B-Trees, large volumes of data and branching factor

B-trees can be slow

I've noticed that after a few million keys, almost all b-tree based databases starts to get slower. This applies to both Relational/ACID-compliant as well as the NoSQL DBs. I tried Harbour's BTree implementation, TokyoCabinet, SQLite and MySQL. All of them started to slow down at various stages and the maximum I could go without an unacceptable decrease in performance was close to 40 million keys with TokyoCabinet in my 2GB RAM laptop.

Large branching factor = better performance

A binary tree is a tree which has two children per node, and has a time complexity of O (log₂ N) for any search operation. B-tree is a variation of binary tree in which there are M number of children per node. It thus achieves a time complexity of O (log_M N) for each search operation. M is called fanout or Branching factor. A large branching factor is the reason why the b-tree is a fast data structure.

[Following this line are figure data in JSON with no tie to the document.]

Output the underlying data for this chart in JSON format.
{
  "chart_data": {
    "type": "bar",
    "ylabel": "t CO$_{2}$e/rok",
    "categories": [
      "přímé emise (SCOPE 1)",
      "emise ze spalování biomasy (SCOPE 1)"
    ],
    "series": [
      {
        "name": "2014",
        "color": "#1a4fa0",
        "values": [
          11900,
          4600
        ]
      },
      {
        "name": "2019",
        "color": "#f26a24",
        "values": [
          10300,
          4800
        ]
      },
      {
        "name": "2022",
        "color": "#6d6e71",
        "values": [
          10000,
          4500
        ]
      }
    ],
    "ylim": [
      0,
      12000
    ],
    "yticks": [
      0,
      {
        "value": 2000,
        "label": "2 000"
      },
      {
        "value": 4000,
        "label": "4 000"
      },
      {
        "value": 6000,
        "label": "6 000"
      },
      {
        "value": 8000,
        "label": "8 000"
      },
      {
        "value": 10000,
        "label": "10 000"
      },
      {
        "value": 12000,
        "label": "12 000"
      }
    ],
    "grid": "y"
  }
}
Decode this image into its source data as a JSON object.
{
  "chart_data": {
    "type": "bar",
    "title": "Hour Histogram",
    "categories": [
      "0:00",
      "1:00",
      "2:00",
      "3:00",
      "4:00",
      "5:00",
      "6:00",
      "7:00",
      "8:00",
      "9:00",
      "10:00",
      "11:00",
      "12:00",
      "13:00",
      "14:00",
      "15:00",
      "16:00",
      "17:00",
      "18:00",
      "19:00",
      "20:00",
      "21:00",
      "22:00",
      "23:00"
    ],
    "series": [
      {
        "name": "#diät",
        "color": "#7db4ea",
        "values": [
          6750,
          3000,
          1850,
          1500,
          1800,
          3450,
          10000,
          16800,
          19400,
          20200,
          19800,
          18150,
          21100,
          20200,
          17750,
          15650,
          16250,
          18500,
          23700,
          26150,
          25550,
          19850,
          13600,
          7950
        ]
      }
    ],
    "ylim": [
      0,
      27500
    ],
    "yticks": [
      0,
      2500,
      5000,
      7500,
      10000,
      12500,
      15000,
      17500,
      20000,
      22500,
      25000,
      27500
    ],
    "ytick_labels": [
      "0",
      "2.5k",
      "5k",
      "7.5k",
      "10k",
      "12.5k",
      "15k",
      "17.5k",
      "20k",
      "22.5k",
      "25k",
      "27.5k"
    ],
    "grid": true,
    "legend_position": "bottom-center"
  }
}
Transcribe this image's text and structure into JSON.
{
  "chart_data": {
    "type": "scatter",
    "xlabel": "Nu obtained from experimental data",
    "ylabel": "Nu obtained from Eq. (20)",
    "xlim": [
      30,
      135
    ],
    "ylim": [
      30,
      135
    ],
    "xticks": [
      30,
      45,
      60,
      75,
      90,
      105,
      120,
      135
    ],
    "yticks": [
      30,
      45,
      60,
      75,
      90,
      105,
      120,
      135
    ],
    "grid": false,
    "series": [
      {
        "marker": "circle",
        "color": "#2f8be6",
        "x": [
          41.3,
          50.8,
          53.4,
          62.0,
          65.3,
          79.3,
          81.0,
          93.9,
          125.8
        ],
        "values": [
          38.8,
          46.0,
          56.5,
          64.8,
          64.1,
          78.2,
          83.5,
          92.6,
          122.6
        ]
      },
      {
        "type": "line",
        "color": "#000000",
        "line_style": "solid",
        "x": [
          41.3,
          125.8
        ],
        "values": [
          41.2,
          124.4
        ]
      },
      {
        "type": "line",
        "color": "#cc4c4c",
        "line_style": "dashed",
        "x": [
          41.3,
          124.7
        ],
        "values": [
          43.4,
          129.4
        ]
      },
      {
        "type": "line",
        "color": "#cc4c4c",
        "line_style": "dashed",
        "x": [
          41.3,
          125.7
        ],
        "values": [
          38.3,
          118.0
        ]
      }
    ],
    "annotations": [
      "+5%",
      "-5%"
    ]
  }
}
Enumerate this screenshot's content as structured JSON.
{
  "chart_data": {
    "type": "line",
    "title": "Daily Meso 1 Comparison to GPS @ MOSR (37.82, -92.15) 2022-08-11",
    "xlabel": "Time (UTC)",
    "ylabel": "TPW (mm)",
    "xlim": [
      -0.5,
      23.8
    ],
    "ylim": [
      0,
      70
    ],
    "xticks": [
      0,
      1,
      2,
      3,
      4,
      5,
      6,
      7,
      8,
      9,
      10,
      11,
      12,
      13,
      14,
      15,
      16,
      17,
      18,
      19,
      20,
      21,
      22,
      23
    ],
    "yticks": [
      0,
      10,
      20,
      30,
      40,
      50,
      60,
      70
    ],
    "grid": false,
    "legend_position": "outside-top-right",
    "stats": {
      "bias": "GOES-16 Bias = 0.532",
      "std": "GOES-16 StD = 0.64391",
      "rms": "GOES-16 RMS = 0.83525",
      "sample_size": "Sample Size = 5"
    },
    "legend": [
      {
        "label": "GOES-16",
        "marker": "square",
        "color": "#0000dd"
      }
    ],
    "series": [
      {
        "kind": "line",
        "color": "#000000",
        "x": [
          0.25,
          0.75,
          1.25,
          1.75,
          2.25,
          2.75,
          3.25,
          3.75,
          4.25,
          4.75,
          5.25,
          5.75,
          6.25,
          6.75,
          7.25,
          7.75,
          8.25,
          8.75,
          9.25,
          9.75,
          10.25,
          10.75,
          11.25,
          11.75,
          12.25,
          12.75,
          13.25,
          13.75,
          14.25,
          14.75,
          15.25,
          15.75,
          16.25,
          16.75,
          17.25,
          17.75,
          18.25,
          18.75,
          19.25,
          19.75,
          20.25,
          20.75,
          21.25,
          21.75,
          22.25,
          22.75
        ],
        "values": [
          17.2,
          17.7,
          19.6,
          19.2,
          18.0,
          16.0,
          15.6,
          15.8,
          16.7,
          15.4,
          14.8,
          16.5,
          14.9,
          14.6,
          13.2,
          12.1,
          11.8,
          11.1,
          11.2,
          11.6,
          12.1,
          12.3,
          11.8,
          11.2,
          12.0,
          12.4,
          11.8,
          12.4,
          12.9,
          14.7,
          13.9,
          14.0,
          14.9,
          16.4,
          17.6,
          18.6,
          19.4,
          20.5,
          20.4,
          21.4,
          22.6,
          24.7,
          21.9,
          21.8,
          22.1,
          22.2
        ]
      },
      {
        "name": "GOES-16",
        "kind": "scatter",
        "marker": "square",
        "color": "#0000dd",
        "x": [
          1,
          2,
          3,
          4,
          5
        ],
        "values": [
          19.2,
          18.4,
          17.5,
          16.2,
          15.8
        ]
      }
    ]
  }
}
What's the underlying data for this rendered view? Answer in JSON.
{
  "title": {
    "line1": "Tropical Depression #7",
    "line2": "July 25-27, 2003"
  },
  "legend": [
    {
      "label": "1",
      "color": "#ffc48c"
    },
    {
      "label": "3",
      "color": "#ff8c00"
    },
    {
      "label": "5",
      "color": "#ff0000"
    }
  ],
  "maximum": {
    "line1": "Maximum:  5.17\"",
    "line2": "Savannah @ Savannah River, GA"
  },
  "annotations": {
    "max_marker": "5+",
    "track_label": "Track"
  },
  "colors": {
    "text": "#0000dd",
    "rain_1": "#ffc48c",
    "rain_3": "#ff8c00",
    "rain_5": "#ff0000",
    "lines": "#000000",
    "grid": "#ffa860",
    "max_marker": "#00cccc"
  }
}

When the number of keys (N) crosses a certain bound, the height of the tree will increase and every search/insert might need to traverse one more level. If this level is not in memory, the operation will need a disk access. Since disk access is expensive, this leads to bad performance. Thus,

Efficiency of a B-tree ∝ Available memory / F(N).

F(N) is a function on the number of keys and gives the height of the b-tree.

This leads us to the branching factor - given enough memory, increasing the branching factor will make each level of the tree hold more nodes and thus reduce the b-tree's height. Fewer levels means fewer disk access (if any) and better performance.

Disproportionally large branching factor = decreased performance

In an ideal world, to cope with larger values of N, we could simply increase the branching factor and individual node capacity to maintain the performance of the B-tree.

But the b-tree structure becomes a burden if the branching factor is so big that the first few levels cannot be completely held in memory. At this stage, accessing each level can trigger a page-fault causing disk swapping and very poor performance.

Two major concerns here are :

1. Limited Memory: The b-tree parameters are limited by the available memory. Since all search starts from the top, we need the first level of nodes to be completely in memory. More the number of nodes thats fits in main memory, the lesser the need for disk seeks. But scaling physical memory is an expensive proposition and infeasible beyond a point.

Solution: Sharding

Beyond splitting db load, there is a huge advantage with sharding - sharding a b-tree storage enables us to limit the number of keys that a single b-tree need to hold. Thus each b-tree will produce optimal performance.

Sharding the database along with its b-tree indices into different physical machine is one of the most effective scaling solutions for growing data volumes.

MongoDB uses this approach, and seems to be scaling very well judging from a few instances of MongoDB in production use.

2. Databases need constant tuning: Changing the database system parameters (branching factor, shards, indexes) etc. usually require downtime. Having scaling related down-times is a major pain and we are still yet to see a db that tunes itself to increasing data volumes.

Solution: Cache-oblivious structures and algorithms

The implementation of most algorithms that deal with large volumes of data makes advantage of the caching characteristics of the target machine. For example in B-trees, the branching factor should be such that a complete level of node should completely fit in the main memory. Cache-oblivious algorithms remove the dependency on the cache characteristics of the platform and implement data structures like b-tree to perform well in diverse memory architectures.

Prof. Charles E. Leiserson of MIT heads the Supercomputing technologies group which is doing pioneering research into cache-oblivious algorithms. There are quite a few papers on this topic at the MIT SuperTech website.

The primary authors of the cache-oblivious B-tree papers at CSAIL, Michael A. Bender, Martin Farach-Colton and Bradley Kuszmaul have founded Tokutek, which built a product based on cache-oblivious b-trees - TokuDB an add-on database engine to MySQL that implements fractal tree which is claimed to perform orders better than either InnoDB/MyISAM at high data volumes. Though shipped with MySQL, the implementation is not open-source.

Conclusion

B-trees are one of the most used data-structures in computing. However they are not a silver-bullet for every kind of data storage and retrieval problem. Developers still need to go down a few levels of abstraction and tune the database to gain the most from the DB. Sharding is a viable solution but it requires the application to be tailored to shard the dataset according to properly identified key fields. Cache-oblivious b-trees are yet to become widely available in mainstream databases.

It has been about 30 years since the first commercial RDBMS (Ingres) by Michael Stonebraker became popular, and the relational model of database with b-tree as its preferred storage structure chugged along. However in recent years, the demands of realtime web-scale applications have paved way for more research and changes in the database landscape.